No entrecruzamento das linhas do Estado, religião e da família, temos as relações de poder, que permeiam o cotidiano da violência. Para falar sobre o processo de subjetivação de mulheres vítimas de violência é necessário envolver as relações de poder vivenciadas e evidenciadas ao longo de suas narrativas. É importante salientar que entende-se aqui como poder a concepção apresentada por Cassiano e Furlan (2013, p. 375):

O poder torna-se o responsável pelo enquadramento das coisas, pela manutenção da ordem, semelhante ao papel das linhas de segmentaridade dura trazidas por Deleuze e Guattari. O poder não é responsável apenas pela repressão, mas, sobretudo, pela produção de saberes, que assim vai constituindo subjetividades e práticas sociais.

Assim, novamente vemos a imanência, a justaposição da macropolítica e da micropolítica, do molar e do molecular, das linhas duras e das linhas flexíveis e de fuga, mantendo a complexidade do enfrentamento da violência. Partindo desse pensamento nos questionamos se é possível articular as relações de poder com o discurso das mulheres entrevistadas. Se começamos nossa análise partindo de uma crítica sobre a reprodução da violência pelo Estado, as diferenças de classe, as possibilidades de enfrentamento e naturalização dessas violências, bem como a participação política das mulheres como estratégia de resistência contra a realidade que lhes é imposta, entendemos que essa articulação é concebível.

Em uma de suas obras, Deleuze (1988, p. 39) afirma que “o poder produz realidades antes de reprimir e também verdade antes de ideologizar, antes de abstrair ou de mascarar”. Partindo desse ponto de análise é possível identificar como a realidade destas mulheres é cercada por dinâmicas de poder que as reprimem de inúmeras maneiras. Ao longo das entrevistas, foi possível entender como o Estado influencia na permanência dessas mulheres com o agressor3, uma vez que os dispositivos não garantem suficiente segurança física, psicológica e financeira para essas mulheres. Além disso, observamos a classe social atuando como forma de poder instituído sobre a vida dessas mulheres, destacando-se a dependência financeira e de recursos básicos como mobilidade, moradia e alimentação que interferem diretamente na luta das entrevistadas. No estudo de Monteiro, Romio e Drezett (2021), a autonomia financeira das mulheres foi vista como fator de proteção, uma vez que mulheres dependentes economicamente dos parceiros tendem a permanecer no espaço de maior prevalência das ações violentas, o espaço doméstico.

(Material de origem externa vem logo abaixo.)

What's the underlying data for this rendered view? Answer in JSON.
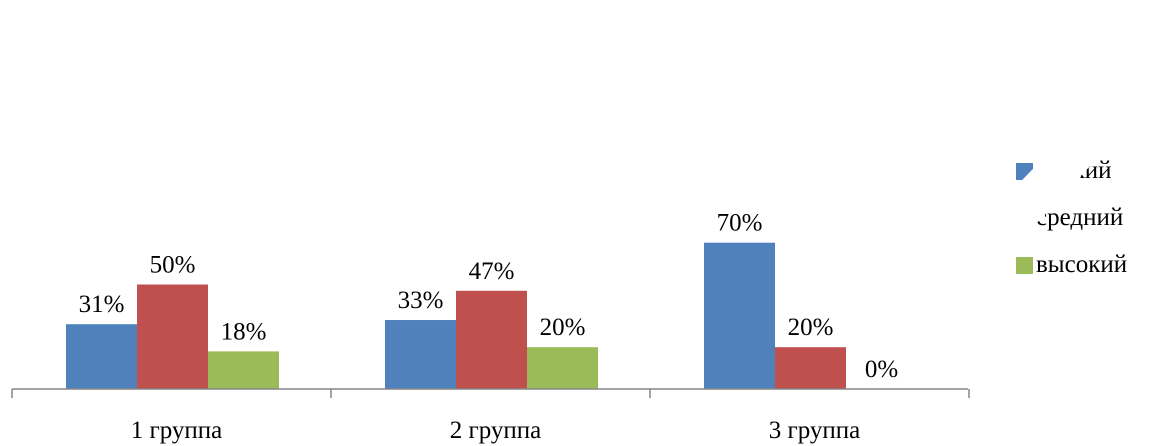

Nessa direção, vemos uma intersecção de vulnerabilidades nas experiências de violências cotidianas. O conceito de interseccionalidade pode ser compreendido de forma rizomática, desse modo, falamos de estruturas em tramas que se ramificam, de modo não hierarquizado, como ponto de contato entre elementos e categorias, onde as intersecções não são fixas e predeterminadas, mas estão em constante movimento. A partir disso, faz-se necessário pensar nas diferenças como experiências, uma vez que as diferenças nem sempre são marcadores de opressões, desigualdades e discriminações, podendo também remeter a diversidade, igualitarismo e formas democráticas de agência política (Piscitelli, 2008).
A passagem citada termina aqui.